Le lancement du «Patriot Act», dès octobre 2001, au nom de la lutte contre le terrorisme, a permis une surveillance généralisée de la population américaine avec violation de leur vie privée. Ce texte, renouvelé depuis par chaque administration, a été prolongé par le Président Obama jusqu’en 2015. Cette violation constante des droits des citoyens au nom de la sécurité interne du pays s’accompagne d’une série de textes annihilant l’équilibre des rapports entre l’État américain et les États fédérés. Sous l’impulsion de la Federalist Society (association de juristes), le principe de «l’exécutif unitaire», instaurant un exécutif omnipuissant, est singulièrement renforcé par la présence de ses partisans à la Cour suprême des États-Unis avec son président John Roberts et son bras droit Samuel Alito.

Cette évolution s’accompagne, depuis 2001, de toute une série de textes adoptés mais suspendus (pour le moment) donnant les pleins pouvoirs au président des États-Unis dans une situation d’urgence (économique, climatique, terroriste, violences urbaines, etc.) : le paragraphe 1076 du NDAA 07 (octobre 2006), les NSPD 51 et HSPD 20 (mai 2007).
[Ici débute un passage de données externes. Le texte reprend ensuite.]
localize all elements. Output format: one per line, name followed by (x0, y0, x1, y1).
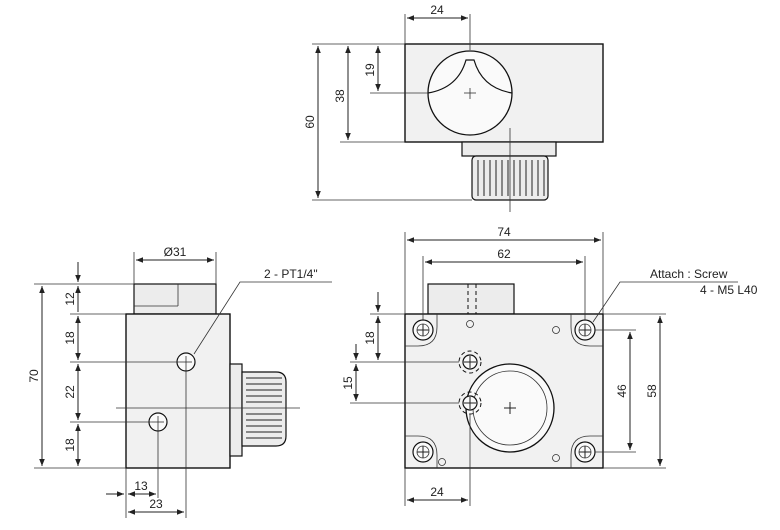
screw-label-line2: 4 - M5 L40 (700, 283, 758, 297)
top-view: 24 60 38 19 (303, 3, 604, 212)
screw-leader-line (592, 281, 738, 323)
dim-offset-small: 13 (134, 479, 148, 493)
dim-front-height: 58 (645, 384, 659, 398)
top-view-knurl-ribs (477, 160, 545, 196)
front-view-small-hole (552, 454, 560, 462)
front-view-notch (570, 314, 603, 347)
side-view-top-block (133, 283, 217, 315)
dim-top-height-upper: 19 (363, 63, 377, 77)
front-view: 74 62 58 46 18 15 24 Attach : Screw 4 (341, 225, 758, 506)
dim-diameter: Ø31 (164, 245, 187, 259)
dim-hole-b: 15 (341, 376, 355, 390)
front-view-top-block (427, 283, 515, 315)
front-view-screw-tr (574, 319, 596, 341)
side-view-knurled-knob (241, 371, 287, 447)
top-view-collar (461, 141, 557, 157)
front-view-port-upper (458, 350, 482, 374)
dim-hole-a: 18 (363, 331, 377, 345)
dim-side-total: 70 (27, 369, 41, 383)
dim-offset-large: 23 (149, 497, 163, 511)
front-view-screw-bl (412, 441, 434, 463)
side-view-knurl-ribs (246, 377, 282, 439)
side-view: 2 - PT1/4" Ø31 70 12 18 22 18 13 23 (27, 245, 332, 518)
top-view-knob-profile (427, 59, 513, 94)
dim-front-width: 74 (497, 225, 511, 239)
port-label: 2 - PT1/4" (264, 267, 318, 281)
dim-side-seg-b: 22 (63, 385, 77, 399)
front-view-notch (405, 435, 438, 468)
front-view-screw-br (574, 441, 596, 463)
dim-side-seg-a: 18 (63, 331, 77, 345)
dim-side-seg-top: 12 (63, 292, 77, 306)
front-view-small-hole (438, 458, 446, 466)
dim-front-bottom: 24 (430, 485, 444, 499)
dim-side-seg-c: 18 (63, 438, 77, 452)
side-view-collar (229, 363, 243, 457)
screw-label-line1: Attach : Screw (650, 267, 728, 281)
dim-top-width: 24 (430, 3, 444, 17)
front-view-screw-tl (412, 319, 434, 341)
side-view-body (125, 313, 231, 469)
dim-top-height-mid: 38 (333, 89, 347, 103)
front-view-small-hole (466, 320, 474, 328)
front-view-notch (570, 435, 603, 468)
port-leader-line (193, 281, 332, 355)
dim-front-inner-height: 46 (615, 384, 629, 398)
dim-front-inner: 62 (497, 247, 511, 261)
dim-top-height-total: 60 (303, 115, 317, 129)
front-view-notch (405, 314, 438, 347)
front-view-small-hole (552, 326, 560, 334)
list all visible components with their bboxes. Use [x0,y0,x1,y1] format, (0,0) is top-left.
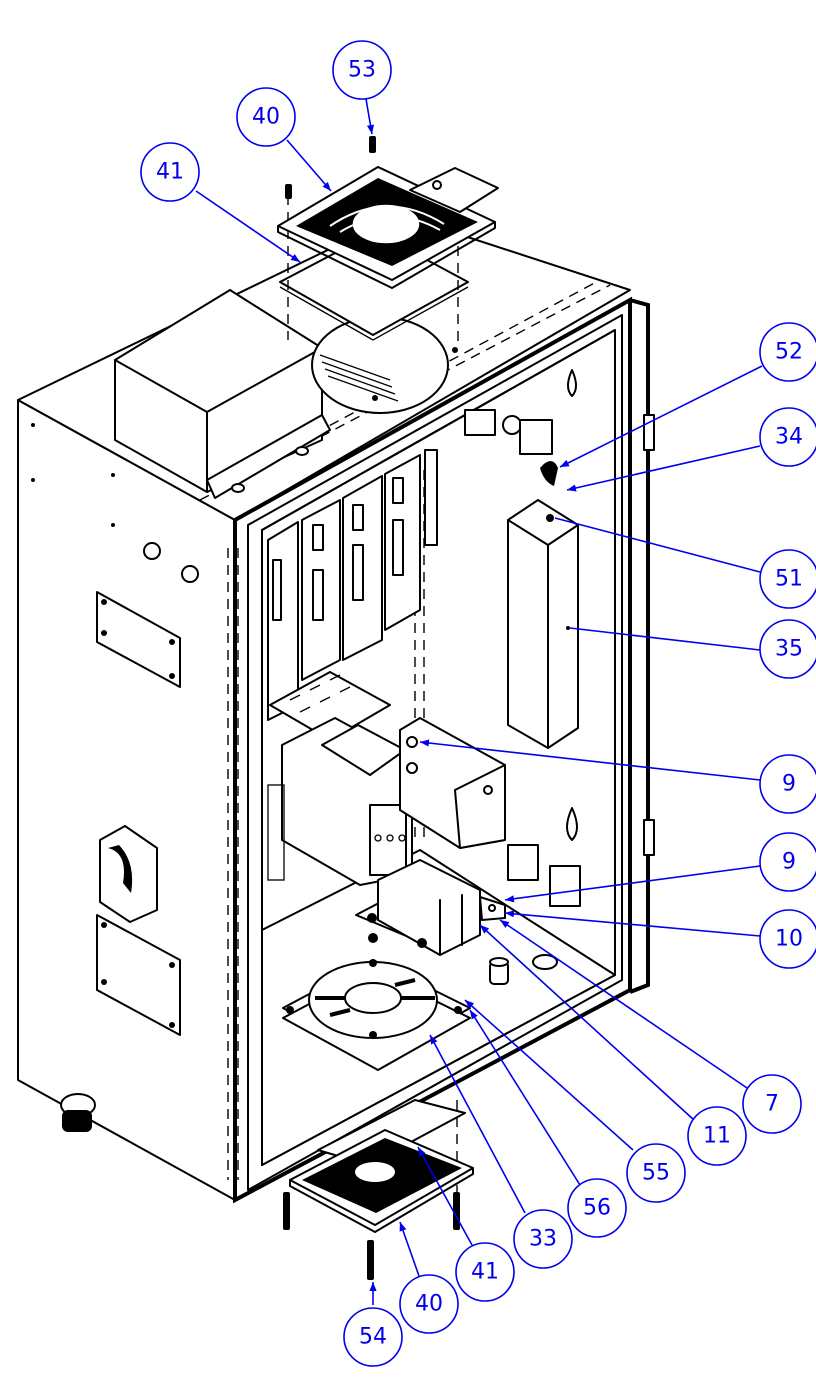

Capable d’instaurer la loi martiale suite à un événement grave, le président des États-Unis aura tous les pouvoirs face aux citoyens et aux États fédérés dépouillés de leurs droits politiques. Qui plus est, le président Obama a signé, le 31 décembre 2011, le NDAA HR 1540 permettant, sous prétexte d’une menace, l’arrestation de tout citoyen américain et sa détention illimitée «sans procès» (without trial) selon le bon vouloir des autorités du pays (voir Sec. 1021 et 1022). C’est tout simplement la mise à mort du Bill of Rights.

Toutes ces mesures ressemblent furieusement à cet ouvrage d’anticipation Philip Dru, administrator, paru, en 1912, du très élitiste Colonel House et conseiller du président Wilson, racontant un coup d’État aux États-Unis avec abolition de la Constitution américaine, la mise sous tutelle du pays sous la férule d’un seul homme, la création d’un bloc Nord-américain unifié (chapitre 52) et l’instauration d’un socialisme de marché. Un siècle plus tard, les États-Unis n’en sont plus très loin.